Los Angulo, eran traperos y del almacén de trapos y papel pasaron a fabricar papel de estraza que, sobre todo, se utilizaba para envolver alimentos en mercados y ultramarinos. Como eso era lo que sabía hacer, se embarcó en una fábrica de papel y, junto a un socio, compró unos terrenos en las afueras de Mérida donde edificó la Papelera; corría el año 1953 y parecía que el papel iba a ir bien, por eso se trajo de Valencia a su hermano pequeño, entonces todavía soltero, por eso yo puedo firmar estos recuerdos ya que mi padre se casó al cabo de dos años y se quedó para siempre aquí. Intento, al principio, pensar que estaba temporalmente y a sus primeros hijos los llevaba a nacer a Valencia. Vana ilusión de quien pasaba la vida y sus avatares junto al Albarregas. Porque allí, junto al río, en su desembocadura en el Guadiana , en el camino viejo de Esparragalejo se hacía papel, se fabricaba artesanalmente a partir de la fibra de paja, de trapos, de papelote, de un material del que aún hoy están forjados mis sueños.

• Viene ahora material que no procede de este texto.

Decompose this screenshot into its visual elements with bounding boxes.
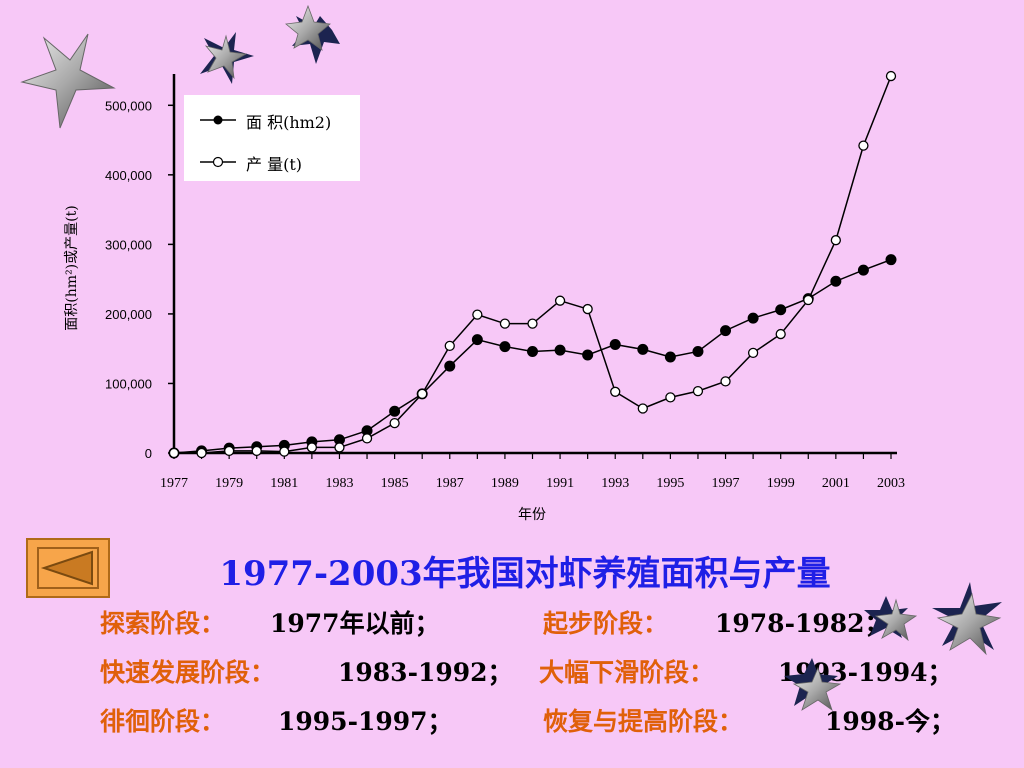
data-point-0 [582,349,594,361]
data-point-1 [692,385,704,397]
data-point-1 [279,446,290,457]
data-point-0 [692,345,704,357]
data-point-1 [665,392,676,403]
data-point-0 [885,254,897,266]
stage-value-rapid: 1983-1992； [338,658,513,687]
data-point-1 [196,447,207,459]
x-tick-label: 2003 [877,476,905,491]
stage-value-start: 1978-1982； [715,609,890,638]
data-point-1 [417,388,428,400]
x-tick-label: 1983 [325,476,353,491]
data-point-0 [775,304,787,316]
legend-marker-yield [200,156,236,168]
y-tick-label: 100,000 [105,376,152,391]
back-button[interactable] [26,538,110,598]
x-tick-label: 1989 [491,476,519,491]
data-point-1 [251,445,262,457]
star-icon [784,658,842,712]
chart-series [168,70,897,459]
data-point-0 [609,339,621,351]
data-point-0 [664,351,676,363]
data-point-1 [527,318,538,329]
data-point-0 [720,325,732,337]
data-point-1 [610,386,621,397]
data-point-1 [168,447,180,459]
data-point-1 [306,442,318,453]
stage-value-hovering: 1995-1997； [278,707,453,736]
data-point-1 [472,309,483,320]
data-point-1 [361,433,373,444]
x-tick-label: 2001 [822,476,850,491]
stage-label-recovery: 恢复与提高阶段： [543,707,744,736]
y-tick-label: 400,000 [105,168,152,183]
stage-label-exploration: 探索阶段： [100,609,226,638]
x-axis-label: 年份 [518,507,546,523]
stage-label-hovering: 徘徊阶段： [100,707,226,736]
data-point-0 [857,264,869,276]
star-icon [864,596,918,642]
y-tick-label: 0 [145,446,152,461]
data-point-1 [803,294,814,306]
data-point-0 [747,312,759,324]
x-tick-label: 1991 [546,476,574,491]
data-point-1 [885,70,897,82]
data-point-0 [499,341,511,353]
data-point-1 [334,442,345,453]
data-point-1 [747,347,759,359]
data-point-0 [444,360,456,372]
data-point-0 [389,405,401,417]
data-point-0 [527,345,538,357]
data-point-0 [554,344,566,356]
stage-label-start: 起步阶段： [543,609,669,638]
x-tick-label: 1995 [656,476,684,491]
data-point-1 [224,445,235,457]
x-tick-label: 1987 [436,476,464,491]
x-tick-label: 1981 [270,476,298,491]
x-tick-label: 1985 [381,476,409,491]
data-point-1 [830,235,841,246]
chart: 0 100,000 200,000 300,000 400,000 500,000 1977… [64,70,905,523]
data-point-1 [637,403,648,414]
data-point-0 [471,334,483,346]
data-point-1 [858,140,869,151]
stage-label-decline: 大幅下滑阶段： [539,658,715,687]
y-tick-label: 200,000 [105,307,152,322]
y-tick-label: 500,000 [105,98,152,113]
star-icon [285,4,340,64]
x-tick-label: 1979 [215,476,243,491]
star-icon [20,33,116,129]
stage-value-exploration: 1977年以前； [270,609,440,638]
data-point-0 [637,343,649,355]
left-triangle-icon [37,547,99,589]
chart-axes: 0 100,000 200,000 300,000 400,000 500,000 1977… [105,74,905,491]
star-icon [932,582,1002,656]
data-point-0 [830,275,842,287]
chart-legend: 面 积(hm2) 产 量(t) [184,95,360,181]
data-point-1 [720,376,731,387]
data-point-1 [389,417,400,429]
data-point-1 [499,318,511,329]
y-tick-label: 300,000 [105,237,152,252]
data-point-1 [775,328,786,340]
legend-label-area: 面 积(hm2) [246,113,332,132]
x-tick-label: 1997 [712,476,740,491]
y-axis-label: 面积(hm²)或产量(t) [64,205,80,330]
stage-value-recovery: 1998-今； [825,707,955,736]
x-tick-label: 1999 [767,476,795,491]
slide-title: 1977-2003年我国对虾养殖面积与产量 [219,554,831,594]
legend-marker-area [200,115,236,125]
x-tick-label: 1977 [160,476,188,491]
data-point-1 [444,340,455,352]
legend-label-yield: 产 量(t) [246,155,303,174]
stage-label-rapid: 快速发展阶段： [100,658,276,687]
star-icon [200,32,254,84]
x-tick-label: 1993 [601,476,629,491]
data-point-1 [554,295,566,306]
data-point-1 [582,303,593,315]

La fábrica de papel extendía sus terrenos hasta el Guadiana, enmarcados por el Albarregas, de natural tranquilo y jalonado de chumberas, el tejar de los del Río, con su inconfundible chimenea de ladrillos, y el camino que se perdía en la vía del tren para ir paralelo a él, allá a la altura del final de la alcantarilla romana ¡qué todavía cumplía su misión!, donde tantas historias nos ocurrieron a los chavales de las Abadías y la barriada de los Chinos (oficialmente San Bartolomé). Aquello si que era calor sin quejíos.

Pero el trozo lindante con el Guadiana, desde el final del Albarregas mi tío, no sé los motivos, se lo alquiló al ayuntamiento para basurero, para echar allí los desperdicios y bazofias de la entonces tranquila Mérida. Y como basurero y vertedero le he conocido en mi infancia. Dudo que mi tío cobrara el alquiler del ayuntamiento por ceder esos terrenos, tampoco sé cuál era el pacto al que llegó pero lo cierto es que en ese basurero también se arrojaban escombros y tierras ante la pasividad municipal y, poco a poco, esos escombros que traían los camiones de Castelló fueron ampliando los terrenos y tomándoselos al río que, periódicamente, se vengaba con unas riadas que alisaban todo llevándose la basura hasta... Portugal, para no herir sensibilidades regionales. Y sé volvía a arrojar escombros, tierras y basuras hasta que aquello se consolidó en 22 hectáreas de fértil terreno. Y escribo lo de fértil, con pleno conocimiento de causa, porque cuando se dejó de utilizar como basurero, creo que a finales de los 60, mi tío plantó eucaliptos que crecieron como la mala hierba formando una alameda en un tiempo brevísimo y, espontáneamente, algunos vecinos de las abadías plantaron pequeños huertos, de cuyos frutos doy fe. A los huertos les acompañaron las gallinas, pero ya que estaban allí y el río al lado, llegaron los pescadores, que se ponían cómodos y entoldaban un chumbano, por el calor más que nada y así surgió, con idéntica fertilidad a la de la tierra un desastre de chozos y huertos al socaire de la libre voluntad de los emeritenses. Estos huertos tardaron en desaparecer, ya son historia pasada que prefiero no remover porque quien entonces, como alcalde de mi ciudad, Antonio Vélez, se comprometió a reconocer un esfuerzo cívico, tiempo ha que no puede hacer cumplir sus compromisos. Al fin y al cabo sólo los errores enseñan y yo no paro de aprender, porque ya decía Groucho que hay que desconfiar de los que no meten la pata.